The 2010 U.S. Congressional elections saw an unprecedented boom in campaign spending -- $4 billion in all, with about $1.12 billion coming in the form of individual contributions to candidates, according to the Center for Responsive Politics.
While political pundits continue to debate what impact this money has on election outcomes, new research from Vanderbilt University’s Owen Graduate School of Management points to some clear winners: The individuals who donate and the corporations they support.
Using innovative techniques to match geographic areas that are most affected by government policy with “economically relevant” politicians, the husband-and-wife team of Alexei Ovtchinnikov, a professor of finance at Owen, and Eva Pantaleoni, a researcher at Vanderbilt’s Kennedy Center, analyzed nearly 5 million campaign donations between 1991 and 2008.
What they describe in a new research paper is strong evidence that individuals who make political donations -- whether at the behest of firms or not -- directly benefit companies in their communities.
“The reason we look at individual contributions is because it accounts for about two-thirds of all the money given directly to politicians,” Ovtchinnikov says, noting that only about 10% of firms are actively involved in campaign finance. “Individuals are the big players in this game.”
But it’s companies that are reaping the most recognizable benefits. Ovtchinnikov says firms located in areas that most intensely target “economically relevant” politicians see positive changes in Return on Asset (ROA) and Market-to-Book ratios. The bottom-line boost that comes from campaign donations is similar to investing in a new research-and-development or capital-expenditure project.
Further, the economic benefit to firms strengthens when donations come from areas that have high unemployment rates -- even if the politicians on the receiving end don’t live in that district.
The new study also finds that political contributions flow disproportionately from companies’ home districts to key members of Congressional committees with jurisdiction over their industry. “What you’re seeing is an ability for people to reach politicians with dollars when they can’t reach them with votes,” Ovtchinnikov says.
The net result is that a significant amount of political donations come from narrow geographic clusters. Between 1991 and 2008, for example, three small areas around New York, Chicago and Washington D.C. accounted for 11.7% of all campaign contributions -- $425.9 million -- even though they represented less than two percent of the population.
Other studies indicate corporate benefits
While the most recent study examined individual donations, a previous study by Ovtchinnikov and others published last year in the Journal of Finance shows a correlation between corporate political donations and higher stock returns.
“Our results … suggest an extremely high rate of return for firms participating in the political contribution process,” Ovtchinnikov and his co-authors write. “Alternatively, it is possible that politicians find it most beneficial to grant favors to large firms because those are the firms that generate the largest amount of tax revenues and jobs.”
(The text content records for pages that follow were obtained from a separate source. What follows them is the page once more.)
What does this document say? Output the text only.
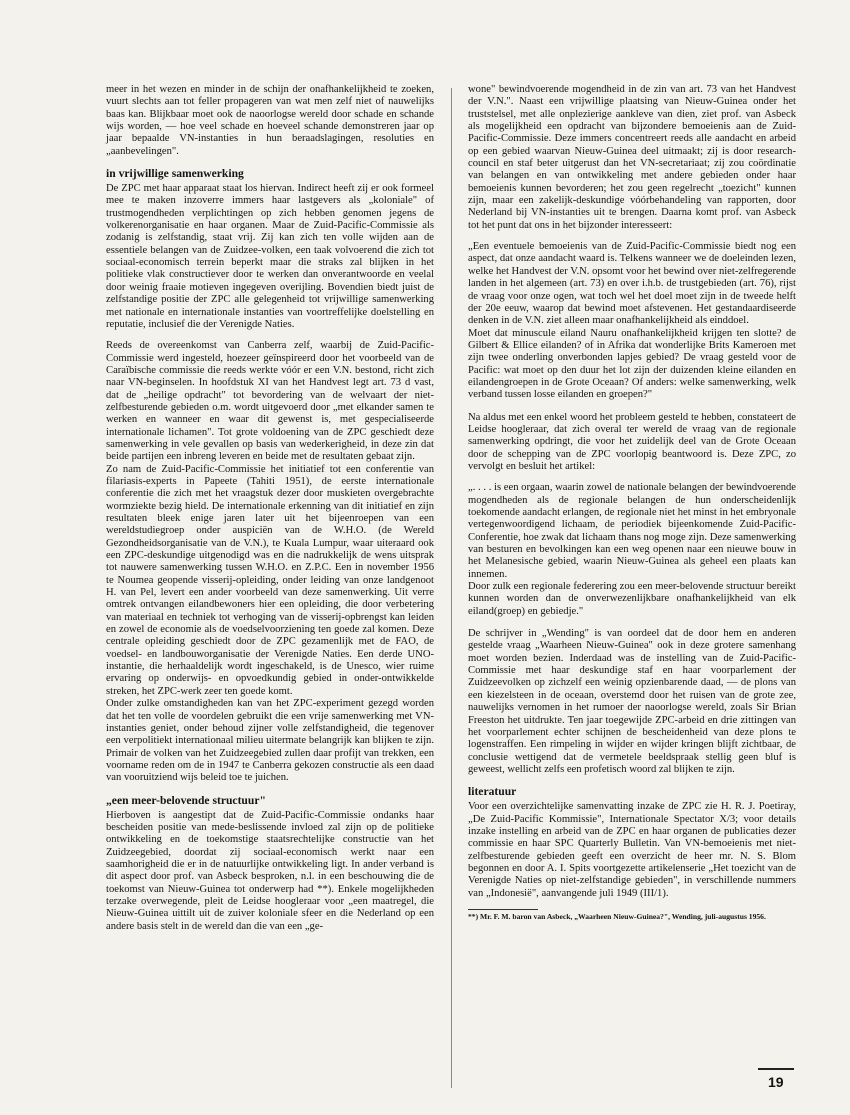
meer in het wezen en minder in de schijn der onafhankelijkheid te zoeken, vuurt slechts aan tot feller propageren van wat men zelf niet of nauwelijks baas kan. Blijkbaar moet ook de naoorlogse wereld door schade en schande wijs worden, — hoe veel schade en hoeveel schande demonstreren jaar op jaar bepaalde VN-instanties in hun beraadslagingen, resoluties en „aanbevelingen".

in vrijwillige samenwerking

De ZPC met haar apparaat staat los hiervan. Indirect heeft zij er ook formeel mee te maken inzoverre immers haar lastgevers als „koloniale" of trustmogendheden verplichtingen op zich hebben genomen jegens de volkerenorganisatie en haar organen. Maar de Zuid-Pacific-Commissie als zodanig is zelfstandig, staat vrij. Zij kan zich ten volle wijden aan de essentiele belangen van de Zuidzee-volken, een taak volvoerend die zich tot sociaal-economisch terrein beperkt maar die straks zal blijken in het politieke vlak constructiever door te werken dan onverantwoorde en veelal door weinig fraaie motieven ingegeven overijling. Bovendien biedt juist de zelfstandige positie der ZPC alle gelegenheid tot vrijwillige samenwerking met nationale en internationale instanties van voortreffelijke doelstelling en reputatie, inclusief die der Verenigde Naties.

Reeds de overeenkomst van Canberra zelf, waarbij de Zuid-Pacific-Commissie werd ingesteld, hoezeer geïnspireerd door het voorbeeld van de Caraïbische commissie die reeds werkte vóór er een V.N. bestond, richt zich naar VN-beginselen. In hoofdstuk XI van het Handvest legt art. 73 d vast, dat de „heilige opdracht" tot bevordering van de welvaart der niet-zelfbesturende gebieden o.m. wordt uitgevoerd door „met elkander samen te werken en wanneer en waar dit gewenst is, met gespecialiseerde internationale lichamen". Tot grote voldoening van de ZPC geschiedt deze samenwerking in vele gevallen op basis van wederkerigheid, in deze zin dat beide partijen een inbreng leveren en beide met de resultaten gebaat zijn.

Zo nam de Zuid-Pacific-Commissie het initiatief tot een conferentie van filariasis-experts in Papeete (Tahiti 1951), de eerste internationale conferentie die zich met het vraagstuk dezer door muskieten overgebrachte wormziekte bezig hield. De internationale erkenning van dit initiatief en zijn resultaten bleek enige jaren later uit het bijeenroepen van een wereldstudiegroep onder auspiciën van de W.H.O. (de Wereld Gezondheidsorganisatie van de V.N.), te Kuala Lumpur, waar uiteraard ook een ZPC-deskundige uitgenodigd was en die nadrukkelijk de wens uitsprak tot nauwere samenwerking tussen W.H.O. en Z.P.C. Een in november 1956 te Noumea geopende visserij-opleiding, onder leiding van onze landgenoot H. van Pel, levert een ander voorbeeld van deze samenwerking. Uit verre omtrek ontvangen eilandbewoners hier een opleiding, die door verbetering van materiaal en techniek tot verhoging van de visserij-opbrengst kan leiden en zowel de economie als de voedselvoorziening ten goede zal komen. Deze centrale opleiding geschiedt door de ZPC gezamenlijk met de FAO, de voedsel- en landbouworganisatie der Verenigde Naties. Een derde UNO-instantie, die herhaaldelijk wordt ingeschakeld, is de Unesco, wier ruime ervaring op onderwijs- en opvoedkundig gebied in onder-ontwikkelde streken, het ZPC-werk zeer ten goede komt.

Onder zulke omstandigheden kan van het ZPC-experiment gezegd worden dat het ten volle de voordelen gebruikt die een vrije samenwerking met VN-instanties geniet, onder behoud zijner volle zelfstandigheid, die tegenover een verpolitiekt internationaal milieu uitermate belangrijk kan blijken te zijn. Primair de volken van het Zuidzeegebied zullen daar profijt van trekken, een voorname reden om de in 1947 te Canberra gekozen constructie als een daad van vooruitziend wijs beleid toe te juichen.

„een meer-belovende structuur"

Hierboven is aangestipt dat de Zuid-Pacific-Commissie ondanks haar bescheiden positie van mede-beslissende invloed zal zijn op de politieke ontwikkeling en de toekomstige staatsrechtelijke constructie van het Zuidzeegebied, doordat zij sociaal-economisch werkt naar een saamhorigheid die er in de natuurlijke ontwikkeling ligt. In ander verband is dit aspect door prof. van Asbeck besproken, n.l. in een beschouwing die de toekomst van Nieuw-Guinea tot onderwerp had **). Enkele mogelijkheden terzake overwegende, pleit de Leidse hoogleraar voor „een maatregel, die Nieuw-Guinea uittilt uit de zuiver koloniale sfeer en die Nederland op een andere basis stelt in de wereld dan die van een „ge-

wone" bewindvoerende mogendheid in de zin van art. 73 van het Handvest der V.N.". Naast een vrijwillige plaatsing van Nieuw-Guinea onder het truststelsel, met alle onplezierige aankleve van dien, ziet prof. van Asbeck als mogelijkheid een opdracht van bijzondere bemoeienis aan de Zuid-Pacific-Commissie. Deze immers concentreert reeds alle aandacht en arbeid op een gebied waarvan Nieuw-Guinea deel uitmaakt; zij is door research-council en staf beter uitgerust dan het VN-secretariaat; zij zou coördinatie van belangen en van ontwikkeling met andere gebieden onder haar bemoeienis kunnen bevorderen; het zou geen regelrecht „toezicht" kunnen zijn, maar een zakelijk-deskundige vóórbehandeling van rapporten, door Nederland bij VN-instanties uit te brengen. Daarna komt prof. van Asbeck tot het punt dat ons in het bijzonder interesseert:

„Een eventuele bemoeienis van de Zuid-Pacific-Commissie biedt nog een aspect, dat onze aandacht waard is. Telkens wanneer we de doeleinden lezen, welke het Handvest der V.N. opsomt voor het bewind over niet-zelfregerende landen in het algemeen (art. 73) en over i.h.b. de trustgebieden (art. 76), rijst de vraag voor onze ogen, wat toch wel het doel moet zijn in de tweede helft der 20e eeuw, waarop dat bewind moet afstevenen. Het gestandaardiseerde denken in de V.N. ziet alleen maar onafhankelijkheid als einddoel.

Moet dat minuscule eiland Nauru onafhankelijkheid krijgen ten slotte? de Gilbert & Ellice eilanden? of in Afrika dat wonderlijke Brits Kameroen met zijn twee onderling onverbonden lapjes gebied? De vraag gesteld voor de Pacific: wat moet op den duur het lot zijn der duizenden kleine eilanden en eilandengroepen in de Grote Oceaan? Of anders: welke samenwerking, welk verband tussen losse eilanden en groepen?"

Na aldus met een enkel woord het probleem gesteld te hebben, constateert de Leidse hoogleraar, dat zich overal ter wereld de vraag van de regionale samenwerking opdringt, die voor het zuidelijk deel van de Grote Oceaan door de schepping van de ZPC voorlopig beantwoord is. Deze ZPC, zo vervolgt en besluit het artikel:

„. . . . is een orgaan, waarin zowel de nationale belangen der bewindvoerende mogendheden als de regionale belangen de hun onderscheidenlijk toekomende aandacht erlangen, de regionale niet het minst in het embryonale vertegenwoordigend lichaam, de periodiek bijeenkomende Zuid-Pacific-Conferentie, hoe zwak dat lichaam thans nog moge zijn. Deze samenwerking van besturen en bevolkingen kan een weg openen naar een nieuwe bouw in het Melanesische gebied, waarin Nieuw-Guinea als geheel een plaats kan innemen.

Door zulk een regionale federering zou een meer-belovende structuur bereikt kunnen worden dan de onverwezenlijkbare onafhankelijkheid van elk eiland(groep) en gebiedje."

De schrijver in „Wending" is van oordeel dat de door hem en anderen gestelde vraag „Waarheen Nieuw-Guinea" ook in deze grotere samenhang moet worden bezien. Inderdaad was de instelling van de Zuid-Pacific-Commissie met haar deskundige staf en haar voorparlement der Zuidzeevolken op zichzelf een weinig opzienbarende daad, — de plons van een kiezelsteen in de oceaan, overstemd door het ruisen van de grote zee, nauwelijks vernomen in het rumoer der naoorlogse wereld, zoals Sir Brian Freeston het uitdrukte. Ten jaar toegewijde ZPC-arbeid en drie zittingen van het voorparlement echter schijnen de bescheidenheid van deze plons te logenstraffen. Een rimpeling in wijder en wijder kringen blijft zichtbaar, de conclusie wettigend dat de vermetele beeldspraak stellig geen bluf is geweest, wellicht zelfs een profetisch woord zal blijken te zijn.

literatuur

Voor een overzichtelijke samenvatting inzake de ZPC zie H. R. J. Poetiray, „De Zuid-Pacific Kommissie", Internationale Spectator X/3; voor details inzake instelling en arbeid van de ZPC en haar organen de publicaties dezer commissie en haar SPC Quarterly Bulletin. Van VN-bemoeienis met niet-zelfbesturende gebieden geeft een overzicht de heer mr. N. S. Blom begonnen en door A. I. Spits voortgezette artikelenserie „Het toezicht van de Verenigde Naties op niet-zelfstandige gebieden", in verschillende nummers van „Indonesië", aanvangende juli 1949 (III/1).

**) Mr. F. M. baron van Asbeck, „Waarheen Nieuw-Guinea?", Wending, juli-augustus 1956.

19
In a similar study, David Parsley, E. Bronson Ingram Professor of Economics and Finance at Owen, finds that corporate lobbying is “positively related” to a firm’s financial performance.
In that study⎯where the top five firms in the U.S. accounted for 42%, or $160 million, of the total amount spent on lobbying in 2005⎯Parsley found that portfolios of companies engaged in the most intense lobbying efforts significantly outperformed their benchmark peers.
“Firms in this category earned an excess return of 5.5% over the three years following portfolio formation, while the rest of the firms earned essentially a zero excess return,” Parsley and his co-authors write. They do note, however, that the study’s results indicate that the gains were achieved through defensive lobbying, suggesting that simply spending the most on lobbying does not necessarily lead to better financial performance.
For his part, Ovtchinnikov says these studies, by demonstrating that campaign and lobbying expenditures have positive effects on corporate performance, open up intriguing new lines of inquiry for researchers.
“We have shown that firms are benefiting,” he says. “Now, we need begin to asking why they benefit.”